Description of problem: In a 2 nodes cluster, after 1 node is fence, any
clvm command hang on the ramaining node. when the fenced node cluster
come back in the cluster, any clvm command also hang, moreover the node
do not activate any clustered vg, and so do not access any shared device.

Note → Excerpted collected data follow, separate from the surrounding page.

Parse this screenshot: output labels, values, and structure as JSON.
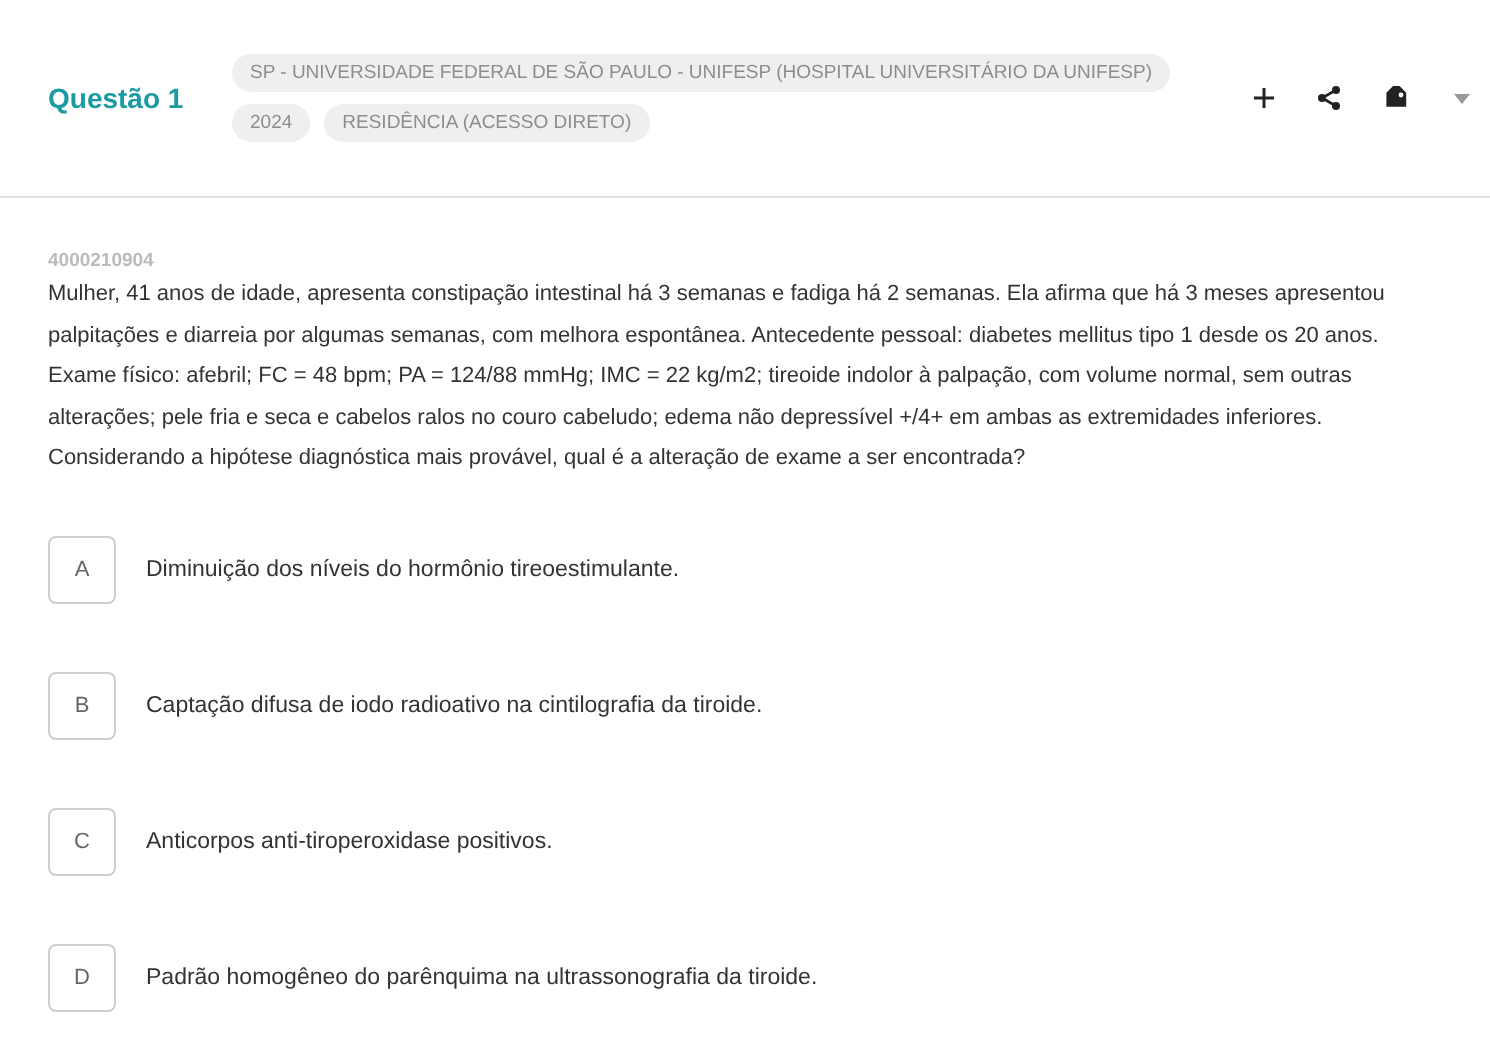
{
  "header": {
    "title": "Questão 1",
    "tags": [
      [
        "SP - UNIVERSIDADE FEDERAL DE SÃO PAULO - UNIFESP (HOSPITAL UNIVERSITÁRIO DA UNIFESP)"
      ],
      [
        "2024",
        "RESIDÊNCIA (ACESSO DIRETO)"
      ]
    ]
  },
  "question": {
    "id": "4000210904",
    "text": "Mulher, 41 anos de idade, apresenta constipação intestinal há 3 semanas e fadiga há 2 semanas. Ela afirma que há 3 meses apresentou palpitações e diarreia por algumas semanas, com melhora espontânea. Antecedente pessoal: diabetes mellitus tipo 1 desde os 20 anos. Exame físico: afebril; FC = 48 bpm; PA = 124/88 mmHg; IMC = 22 kg/m2; tireoide indolor à palpação, com volume normal, sem outras alterações; pele fria e seca e cabelos ralos no couro cabeludo; edema não depressível +/4+ em ambas as extremidades inferiores. Considerando a hipótese diagnóstica mais provável, qual é a alteração de exame a ser encontrada?"
  },
  "options": [
    {
      "letter": "A",
      "text": "Diminuição dos níveis do hormônio tireoestimulante.",
      "selected": false
    },
    {
      "letter": "B",
      "text": "Captação difusa de iodo radioativo na cintilografia da tiroide.",
      "selected": false
    },
    {
      "letter": "C",
      "text": "Anticorpos anti-tiroperoxidase positivos.",
      "selected": false
    },
    {
      "letter": "D",
      "text": "Padrão homogêneo do parênquima na ultrassonografia da tiroide.",
      "selected": false
    }
  ]
}
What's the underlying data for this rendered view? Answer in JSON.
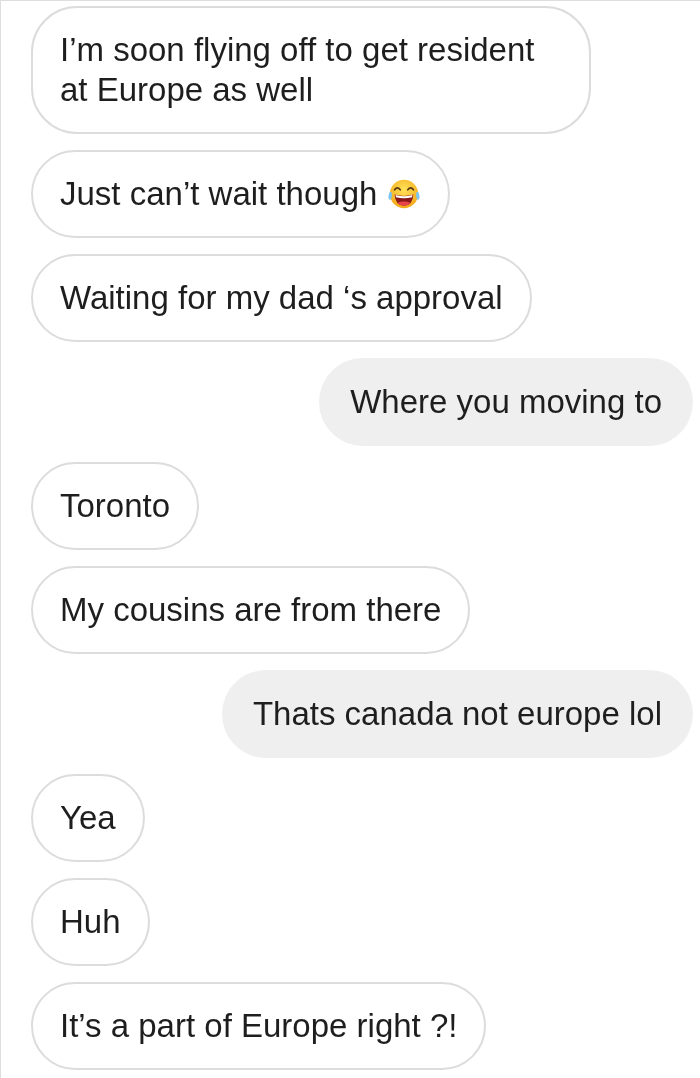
{
  "messages": [
    {
      "kind": "received",
      "text": "I’m soon flying off to get resident at Europe as well"
    },
    {
      "kind": "received",
      "text": "Just can’t wait though",
      "emoji": true
    },
    {
      "kind": "received",
      "text": "Waiting for my dad ‘s approval"
    },
    {
      "kind": "sent",
      "text": "Where you moving to"
    },
    {
      "kind": "received",
      "text": "Toronto"
    },
    {
      "kind": "received",
      "text": "My cousins are from there"
    },
    {
      "kind": "sent",
      "text": "Thats canada not europe lol"
    },
    {
      "kind": "received",
      "text": "Yea"
    },
    {
      "kind": "received",
      "text": "Huh"
    },
    {
      "kind": "received",
      "text": "It’s a part of Europe right ?!"
    }
  ]
}
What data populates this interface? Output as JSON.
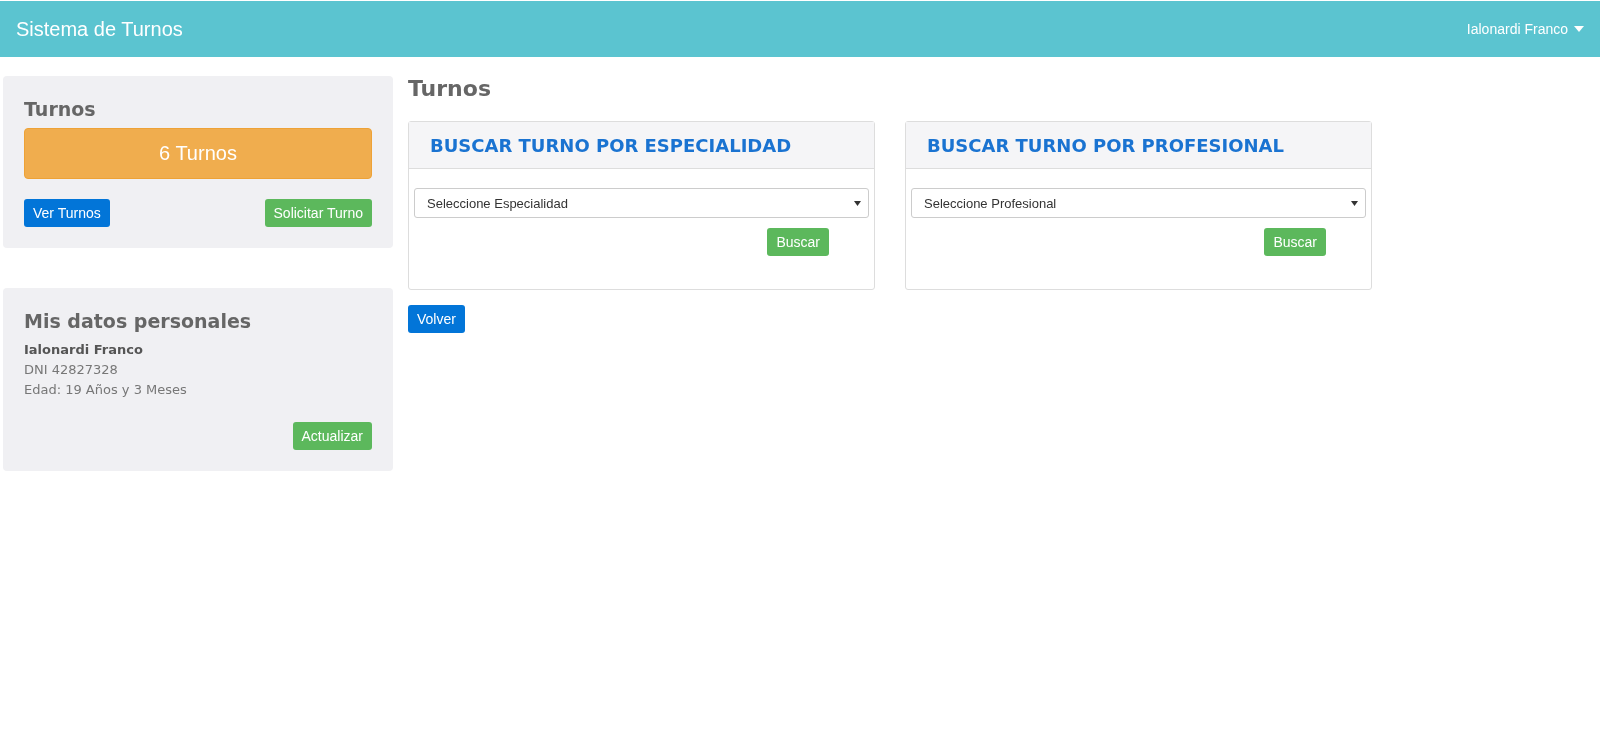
{
  "navbar": {
    "brand": "Sistema de Turnos",
    "user": "Ialonardi Franco"
  },
  "turnos_panel": {
    "title": "Turnos",
    "count": "6 Turnos",
    "buttons": [
      {
        "label": "Ver Turnos",
        "kind": "primary"
      },
      {
        "label": "Solicitar Turno",
        "kind": "success"
      }
    ]
  },
  "personal_panel": {
    "title": "Mis datos personales",
    "name": "Ialonardi Franco",
    "dni": "DNI 42827328",
    "age": "Edad: 19 Años y 3 Meses",
    "button": {
      "label": "Actualizar",
      "kind": "success"
    }
  },
  "page_title": "Turnos",
  "search_cards": [
    {
      "title": "BUSCAR TURNO POR ESPECIALIDAD",
      "select": "Seleccione Especialidad",
      "button": {
        "label": "Buscar",
        "kind": "success"
      }
    },
    {
      "title": "BUSCAR TURNO POR PROFESIONAL",
      "select": "Seleccione Profesional",
      "button": {
        "label": "Buscar",
        "kind": "success"
      }
    }
  ],
  "back_button": {
    "label": "Volver",
    "kind": "primary"
  }
}
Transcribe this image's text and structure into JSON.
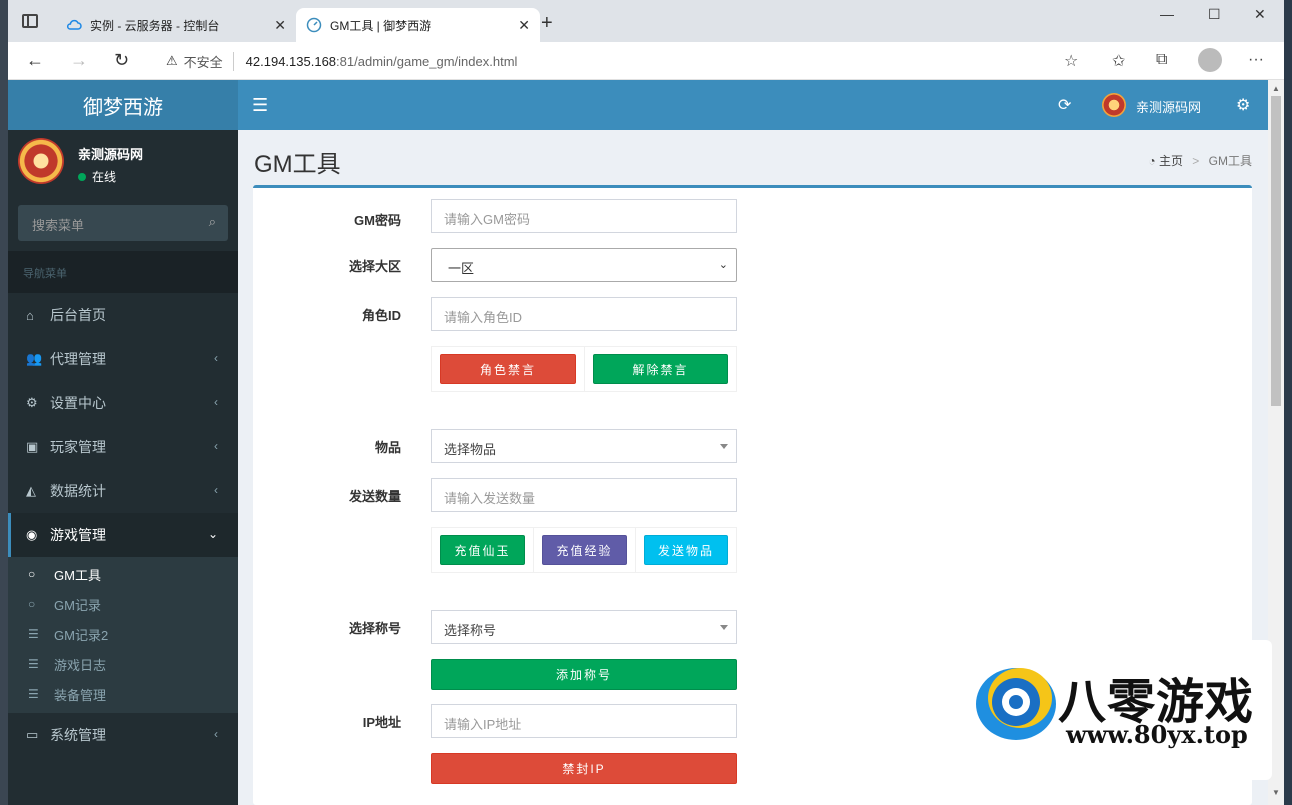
{
  "browser": {
    "tabs": [
      {
        "title": "实例 - 云服务器 - 控制台",
        "icon": "cloud-icon"
      },
      {
        "title": "GM工具 | 御梦西游",
        "icon": "dashboard-icon"
      }
    ],
    "insecure_label": "不安全",
    "url_host": "42.194.135.168",
    "url_rest": ":81/admin/game_gm/index.html"
  },
  "app": {
    "logo": "御梦西游",
    "user": "亲测源码网"
  },
  "sidebar": {
    "user_name": "亲测源码网",
    "status": "在线",
    "search_placeholder": "搜索菜单",
    "header": "导航菜单",
    "items": [
      {
        "label": "后台首页",
        "icon": "home-icon"
      },
      {
        "label": "代理管理",
        "icon": "users-icon"
      },
      {
        "label": "设置中心",
        "icon": "cogs-icon"
      },
      {
        "label": "玩家管理",
        "icon": "contact-icon"
      },
      {
        "label": "数据统计",
        "icon": "area-chart-icon"
      },
      {
        "label": "游戏管理",
        "icon": "gamepad-icon"
      },
      {
        "label": "系统管理",
        "icon": "desktop-icon"
      }
    ],
    "subitems": [
      {
        "label": "GM工具",
        "icon": "circle-icon"
      },
      {
        "label": "GM记录",
        "icon": "circle-icon"
      },
      {
        "label": "GM记录2",
        "icon": "list-icon"
      },
      {
        "label": "游戏日志",
        "icon": "list-icon"
      },
      {
        "label": "装备管理",
        "icon": "list-icon"
      }
    ]
  },
  "page": {
    "title": "GM工具",
    "breadcrumb_home": "主页",
    "breadcrumb_current": "GM工具"
  },
  "form": {
    "gm_password_label": "GM密码",
    "gm_password_placeholder": "请输入GM密码",
    "server_label": "选择大区",
    "server_value": "一区",
    "role_id_label": "角色ID",
    "role_id_placeholder": "请输入角色ID",
    "mute_btn": "角色禁言",
    "unmute_btn": "解除禁言",
    "item_label": "物品",
    "item_value": "选择物品",
    "qty_label": "发送数量",
    "qty_placeholder": "请输入发送数量",
    "recharge_jade_btn": "充值仙玉",
    "recharge_exp_btn": "充值经验",
    "send_item_btn": "发送物品",
    "title_label": "选择称号",
    "title_value": "选择称号",
    "add_title_btn": "添加称号",
    "ip_label": "IP地址",
    "ip_placeholder": "请输入IP地址",
    "ban_ip_btn": "禁封IP"
  },
  "watermark": {
    "title": "八零游戏",
    "url": "www.80yx.top"
  }
}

Version-Release number of selected component (if applicable):
redhat 5.2
update device-mapper-1.02.28-2.el5.x86_64.rpm
lvm2-2.02.40-6.el5.x86_64.rpm
lvm2-cluster-2.02.40-7.el5.x86_64.rpm
Steps to Reproduce:
1.2 nodes cluster , quorum formed with qdisk
2.cold boot node 2
3.node 2 is evicted and fenced, service are taken over by node 1
4.node é come back in cluster, quorate, but no clustered vg are up and
any lvm related command hang
5.At this step every lvm command hang on node 1
Expected results: node 2 should be able to get back the lock on
clustered lvm volume and node 1 should be able to issue any lvm relate
command
Here are my cluster.conf and lvm.conf
<?xml version="1.0"?>
<cluster alias="rome" config_version="53" name="rome">
<fence_daemon clean_start="0" post_fail_delay="9"
post_join_delay="6"/>
<clusternodes>
<clusternode name="romulus.fr" nodeid="1" votes="1">
<fence>
<method name="1">
<device name="ilo172"/>
</method>
</fence>
</clusternode>
<clusternode name="remus.fr" nodeid="2" votes="1">
<fence>
<method name="1">
<device name="ilo173"/>
</method>
</fence>
</clusternode>
</clusternodes>
<cman expected_votes="3"/>
<totem consensus="4800" join="60" token="21002"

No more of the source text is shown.